Alumni and students across Nicholls State University look forward to the annual local heritage festival, Swamp Stomp.

The seventh annual Louisiana Swamp Stomp festival begins tomorrow. The three-day festival features musicians and artists that pride the culture of southern Louisiana. South Louisiana foods, history, economic development and culture are unique areas the festival will display.

Swamp Stomp has grown interest amongst students who have attended Nicholls in the previous years. From the diversity of Louisiana foods to the showcase of cultural music, many students find the festival very educational.

Chris Johnson, Nicholls alumnus, recalls going to Swamp Stomp during his undergraduate years. Before attending a few festivals, Johnson didn’t realize how much southern Louisiana had to offer.
“The one thing I enjoy about attending the fest each year is the great food and the cultural aspect of the festival,” Johnson said. “Before attending the fest for the first time a few years back, I wasn’t aware of the cultural art and talent offered around here.”

The festival promotes art and music, especially in the Bayou region.
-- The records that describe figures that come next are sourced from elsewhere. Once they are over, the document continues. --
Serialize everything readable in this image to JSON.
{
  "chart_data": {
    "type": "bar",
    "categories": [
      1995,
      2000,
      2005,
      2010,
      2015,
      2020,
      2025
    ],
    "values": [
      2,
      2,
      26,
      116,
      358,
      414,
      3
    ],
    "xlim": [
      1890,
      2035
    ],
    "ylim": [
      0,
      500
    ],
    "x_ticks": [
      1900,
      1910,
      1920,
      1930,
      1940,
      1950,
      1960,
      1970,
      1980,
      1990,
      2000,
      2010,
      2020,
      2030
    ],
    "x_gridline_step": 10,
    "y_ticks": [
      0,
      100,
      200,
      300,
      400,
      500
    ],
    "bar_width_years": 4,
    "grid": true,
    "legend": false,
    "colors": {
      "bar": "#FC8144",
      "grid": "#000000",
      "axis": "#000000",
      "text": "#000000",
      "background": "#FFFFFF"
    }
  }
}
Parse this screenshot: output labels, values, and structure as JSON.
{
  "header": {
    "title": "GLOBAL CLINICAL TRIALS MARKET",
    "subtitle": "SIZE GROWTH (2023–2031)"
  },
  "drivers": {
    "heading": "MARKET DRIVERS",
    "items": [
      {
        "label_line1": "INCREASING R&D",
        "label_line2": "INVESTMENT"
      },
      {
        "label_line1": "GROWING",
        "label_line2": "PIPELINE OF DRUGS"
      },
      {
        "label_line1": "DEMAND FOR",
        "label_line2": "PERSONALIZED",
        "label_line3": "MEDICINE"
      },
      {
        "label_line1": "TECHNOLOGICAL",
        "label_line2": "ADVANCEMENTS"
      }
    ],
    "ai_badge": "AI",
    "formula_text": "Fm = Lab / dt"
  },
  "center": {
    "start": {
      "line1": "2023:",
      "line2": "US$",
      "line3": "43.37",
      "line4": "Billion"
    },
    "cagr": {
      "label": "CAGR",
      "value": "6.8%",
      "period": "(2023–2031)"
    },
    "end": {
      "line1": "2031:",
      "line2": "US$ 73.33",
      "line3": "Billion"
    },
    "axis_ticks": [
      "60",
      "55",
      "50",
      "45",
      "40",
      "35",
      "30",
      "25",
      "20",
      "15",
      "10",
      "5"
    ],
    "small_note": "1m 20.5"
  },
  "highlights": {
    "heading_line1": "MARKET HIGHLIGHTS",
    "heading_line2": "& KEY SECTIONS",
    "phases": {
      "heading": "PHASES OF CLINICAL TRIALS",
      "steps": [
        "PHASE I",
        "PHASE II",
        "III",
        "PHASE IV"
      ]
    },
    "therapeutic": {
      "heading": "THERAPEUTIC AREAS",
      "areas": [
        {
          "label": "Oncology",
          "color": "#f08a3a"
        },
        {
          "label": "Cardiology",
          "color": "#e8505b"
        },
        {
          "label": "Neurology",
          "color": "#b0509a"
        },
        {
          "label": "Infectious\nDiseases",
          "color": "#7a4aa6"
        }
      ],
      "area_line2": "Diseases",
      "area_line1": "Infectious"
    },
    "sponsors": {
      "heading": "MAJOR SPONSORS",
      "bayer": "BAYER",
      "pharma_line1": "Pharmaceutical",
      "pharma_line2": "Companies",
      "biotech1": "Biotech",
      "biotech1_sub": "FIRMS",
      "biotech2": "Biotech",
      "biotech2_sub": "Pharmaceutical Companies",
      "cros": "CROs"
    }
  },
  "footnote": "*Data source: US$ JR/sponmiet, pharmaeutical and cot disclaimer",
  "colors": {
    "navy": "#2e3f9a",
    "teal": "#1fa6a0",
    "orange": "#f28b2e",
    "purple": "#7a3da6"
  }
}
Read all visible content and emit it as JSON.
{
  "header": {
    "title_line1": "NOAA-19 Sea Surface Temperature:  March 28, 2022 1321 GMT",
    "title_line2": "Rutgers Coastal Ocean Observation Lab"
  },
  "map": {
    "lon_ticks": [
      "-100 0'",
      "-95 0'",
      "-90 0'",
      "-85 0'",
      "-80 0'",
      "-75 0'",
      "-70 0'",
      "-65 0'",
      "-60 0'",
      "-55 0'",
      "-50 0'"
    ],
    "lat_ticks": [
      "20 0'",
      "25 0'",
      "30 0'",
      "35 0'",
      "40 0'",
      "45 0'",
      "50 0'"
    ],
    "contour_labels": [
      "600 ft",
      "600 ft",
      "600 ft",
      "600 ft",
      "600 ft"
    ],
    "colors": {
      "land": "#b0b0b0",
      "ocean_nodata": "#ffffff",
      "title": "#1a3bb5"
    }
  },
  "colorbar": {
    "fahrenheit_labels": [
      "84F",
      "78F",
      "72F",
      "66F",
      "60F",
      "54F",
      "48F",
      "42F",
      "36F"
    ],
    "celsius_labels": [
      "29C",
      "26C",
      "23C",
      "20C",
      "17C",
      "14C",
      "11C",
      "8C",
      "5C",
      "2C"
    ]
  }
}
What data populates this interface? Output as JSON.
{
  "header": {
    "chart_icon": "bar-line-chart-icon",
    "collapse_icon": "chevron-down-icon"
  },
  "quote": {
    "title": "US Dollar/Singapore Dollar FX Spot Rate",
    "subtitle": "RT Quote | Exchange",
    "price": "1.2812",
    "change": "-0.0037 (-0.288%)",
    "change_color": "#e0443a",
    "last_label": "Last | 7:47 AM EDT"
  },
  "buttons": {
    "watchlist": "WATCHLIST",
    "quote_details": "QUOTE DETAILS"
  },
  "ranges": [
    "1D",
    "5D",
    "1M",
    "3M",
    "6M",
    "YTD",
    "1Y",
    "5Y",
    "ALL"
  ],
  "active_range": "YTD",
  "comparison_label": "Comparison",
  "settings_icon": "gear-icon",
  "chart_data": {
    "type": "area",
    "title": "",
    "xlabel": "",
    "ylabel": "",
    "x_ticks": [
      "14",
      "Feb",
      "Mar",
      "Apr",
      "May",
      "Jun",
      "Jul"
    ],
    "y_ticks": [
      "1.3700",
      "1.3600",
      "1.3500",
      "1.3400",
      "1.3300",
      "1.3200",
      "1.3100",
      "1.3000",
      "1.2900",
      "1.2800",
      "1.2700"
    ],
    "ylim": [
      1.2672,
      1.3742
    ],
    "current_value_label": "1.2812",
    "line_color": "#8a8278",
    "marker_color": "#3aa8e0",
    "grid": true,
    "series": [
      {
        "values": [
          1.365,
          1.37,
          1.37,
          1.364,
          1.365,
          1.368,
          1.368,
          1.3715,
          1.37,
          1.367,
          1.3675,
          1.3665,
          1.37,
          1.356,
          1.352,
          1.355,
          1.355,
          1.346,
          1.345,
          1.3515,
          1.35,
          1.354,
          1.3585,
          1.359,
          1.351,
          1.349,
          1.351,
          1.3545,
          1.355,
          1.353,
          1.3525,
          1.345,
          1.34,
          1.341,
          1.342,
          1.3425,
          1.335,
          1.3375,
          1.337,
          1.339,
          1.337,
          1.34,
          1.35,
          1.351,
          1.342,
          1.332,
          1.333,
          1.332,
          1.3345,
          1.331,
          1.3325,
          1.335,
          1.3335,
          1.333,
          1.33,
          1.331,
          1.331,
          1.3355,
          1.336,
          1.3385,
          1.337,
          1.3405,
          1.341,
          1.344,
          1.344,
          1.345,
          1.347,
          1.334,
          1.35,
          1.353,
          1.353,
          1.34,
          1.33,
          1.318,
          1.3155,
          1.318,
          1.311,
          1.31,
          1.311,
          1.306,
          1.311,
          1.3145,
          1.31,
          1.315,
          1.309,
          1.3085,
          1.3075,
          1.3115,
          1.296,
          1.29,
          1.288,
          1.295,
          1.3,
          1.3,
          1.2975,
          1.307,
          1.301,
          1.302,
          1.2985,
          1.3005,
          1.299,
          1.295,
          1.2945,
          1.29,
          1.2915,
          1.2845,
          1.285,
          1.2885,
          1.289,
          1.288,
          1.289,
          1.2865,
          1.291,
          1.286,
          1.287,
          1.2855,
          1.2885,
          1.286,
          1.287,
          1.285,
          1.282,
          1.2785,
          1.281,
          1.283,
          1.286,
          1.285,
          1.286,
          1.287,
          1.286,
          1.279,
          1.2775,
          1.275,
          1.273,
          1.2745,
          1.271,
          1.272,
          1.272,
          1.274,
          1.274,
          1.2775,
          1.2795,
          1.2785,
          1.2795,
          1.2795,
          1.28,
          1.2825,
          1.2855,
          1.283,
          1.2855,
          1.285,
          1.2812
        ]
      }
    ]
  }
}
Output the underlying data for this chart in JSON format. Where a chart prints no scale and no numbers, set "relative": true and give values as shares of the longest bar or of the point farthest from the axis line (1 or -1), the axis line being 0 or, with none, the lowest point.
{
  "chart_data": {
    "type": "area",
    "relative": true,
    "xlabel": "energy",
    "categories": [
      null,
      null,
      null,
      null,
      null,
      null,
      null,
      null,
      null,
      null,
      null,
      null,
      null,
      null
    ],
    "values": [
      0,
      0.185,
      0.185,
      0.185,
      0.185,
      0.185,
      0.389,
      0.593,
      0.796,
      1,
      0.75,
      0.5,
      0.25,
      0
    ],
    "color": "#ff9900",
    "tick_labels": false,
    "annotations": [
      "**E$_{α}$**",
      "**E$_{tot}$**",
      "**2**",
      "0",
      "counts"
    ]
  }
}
Swamp Stomp offers an opportunity for Louisiana artist to promote their talents. Zydeco and Cajun music are are featured in the festival.

Sterling Bailey, a senior sociology major of Ruston, La., enjoys learning about the Cajun culture, specifically Cajun music.

“I’ve heard Zydeco and Cajun music before relocating down here from northern Louisiana, but it’s a difference feel when seeing a live band performing the music,” Bailey said. “It’s more than playing accordion and guitar, it’s also the language of a proud Cajun heritage.”

The mission of the festival is to educate local, regional and out-of-state guests about the unique traditions. With the involvement of Nicholls, Swamp Stomp also aids in helping the University’s overall mission to serve educational needs to south Louisiana.

“I think many folks get a chance to really understand the tradition of the culture,” Bailey said. “For example, when a band plays and you see a group Cajun step-dancing and singing a song in French, that’s tradition ‘down the bayou’ and it’s fun to be apart of.”

The Swamp Stomp Festival is now a meaningful festival that shines light on the beauty of south Louisiana culture.

The Southeast Tourism Society has named the Louisiana Swamp Stomp Festival among its “Top 20 Events in the Southeast” for Mar. 2015. The festival will cost $10 a day, or $25 for a weekend pass. There will be no charge for the carnival side of the festival. Children 12 and under and also Nicholls students get in for free. Treater will be the first band to grace the stage Friday, staring at 4:30 p.m. Also on Friday, Tresors du Bayou (Treasures of the Bayou) will take place. Other activities of the festival include the Jumbo Gumbo Cook-Off, 5K Can-Can race and the 1-Mile White Boot Waddle.